Jane McCafferty is the author of the novel One Heart and two collections of stories, Thank You for the Music and Director of the World and Other Stories, which won the Drue Heinz Literature Prize. She is the recipient of an NEA award, the Great Lakes Colleges Association’s New Writers Award, and two Pushcart Prizes. She lives and works in Pittsburgh, Pennsylvania.

Check out more tour dates at TLC Book Tours!

Special thanks to TLC Book Tours and the publisher for the book and the opportunity to share it with others!

6 thoughts on “First You Try Everything by Jane McCafferty

  1. I’ve been trying to decide whether to read this book (I can get a review copy from Amazon Vine) and now your review has decided for me. YES!

    On a personal note, I’m sorry to hear about your parents.
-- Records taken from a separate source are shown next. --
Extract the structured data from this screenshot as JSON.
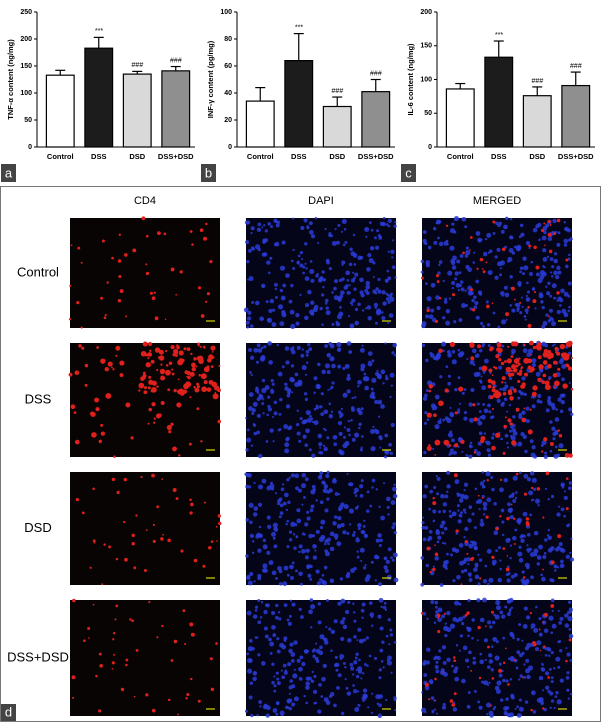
{
  "chart_data": [
    {
      "type": "bar",
      "panel": "a",
      "ylabel": "TNF-α content (ng/mg)",
      "categories": [
        "Control",
        "DSS",
        "DSD",
        "DSS+DSD"
      ],
      "values": [
        133,
        183,
        135,
        141
      ],
      "errors": [
        9,
        20,
        5,
        8
      ],
      "colors": [
        "#ffffff",
        "#1c1c1c",
        "#d9d9d9",
        "#8f8f8f"
      ],
      "annotations": [
        null,
        "***",
        "###",
        "###"
      ],
      "ylim": [
        0,
        250
      ],
      "yticks": [
        0,
        50,
        100,
        150,
        200,
        250
      ]
    },
    {
      "type": "bar",
      "panel": "b",
      "ylabel": "INF-γ content (pg/mg)",
      "categories": [
        "Control",
        "DSS",
        "DSD",
        "DSS+DSD"
      ],
      "values": [
        34,
        64,
        30,
        41
      ],
      "errors": [
        10,
        20,
        7,
        9
      ],
      "colors": [
        "#ffffff",
        "#1c1c1c",
        "#d9d9d9",
        "#8f8f8f"
      ],
      "annotations": [
        null,
        "***",
        "###",
        "###"
      ],
      "ylim": [
        0,
        100
      ],
      "yticks": [
        0,
        20,
        40,
        60,
        80,
        100
      ]
    },
    {
      "type": "bar",
      "panel": "c",
      "ylabel": "IL-6 content (ng/mg)",
      "categories": [
        "Control",
        "DSS",
        "DSD",
        "DSS+DSD"
      ],
      "values": [
        86,
        133,
        76,
        91
      ],
      "errors": [
        8,
        24,
        13,
        20
      ],
      "colors": [
        "#ffffff",
        "#1c1c1c",
        "#d9d9d9",
        "#8f8f8f"
      ],
      "annotations": [
        null,
        "***",
        "###",
        "###"
      ],
      "ylim": [
        0,
        200
      ],
      "yticks": [
        0,
        50,
        100,
        150,
        200
      ]
    }
  ],
  "panel_d": {
    "panel": "d",
    "columns": [
      "CD4",
      "DAPI",
      "MERGED"
    ],
    "rows": [
      "Control",
      "DSS",
      "DSD",
      "DSS+DSD"
    ]
  }
}
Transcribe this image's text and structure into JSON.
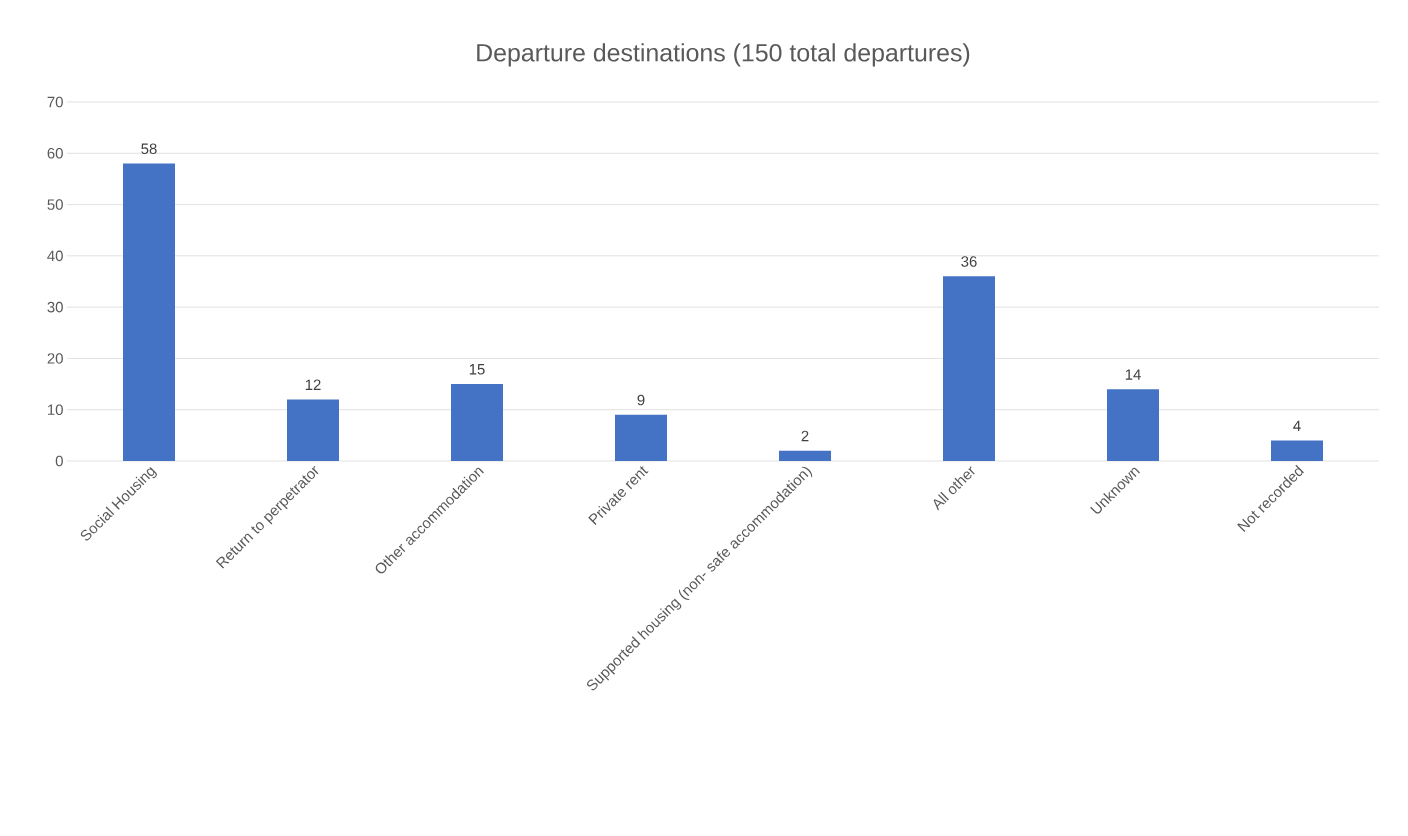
{
  "chart_data": {
    "type": "bar",
    "title": "Departure destinations (150 total departures)",
    "categories": [
      "Social Housing",
      "Return to perpetrator",
      "Other accommodation",
      "Private rent",
      "Supported housing (non- safe accommodation)",
      "All other",
      "Unknown",
      "Not recorded"
    ],
    "values": [
      58,
      12,
      15,
      9,
      2,
      36,
      14,
      4
    ],
    "color": "#4472c4",
    "ylim": [
      0,
      70
    ],
    "yticks": [
      0,
      10,
      20,
      30,
      40,
      50,
      60,
      70
    ],
    "grid": "y",
    "data_labels": true
  }
}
That must be hard for everyone involved.

    • You should definitely get the review copy and I can’t wait to hear what you think! And thanks for the kind words, we’ll make it through and as with every craptastic situation, good things always shine through.

  2. This was such an incredible review, filled with feeling and intelligence. I can’t wait to read this one now that you have gotten me so excited about it. It seems like it would be an excellent choice for me. Thanks so much for sharing this.

  3. Sounds like this book hit close to home for you. I can’t imagine my own parents getting divorced, and the impact that would have on the rest of my family. Still, the book sounds engrossing. And I agree that the cover is quite interesting!

    Thanks for being a part of the tour.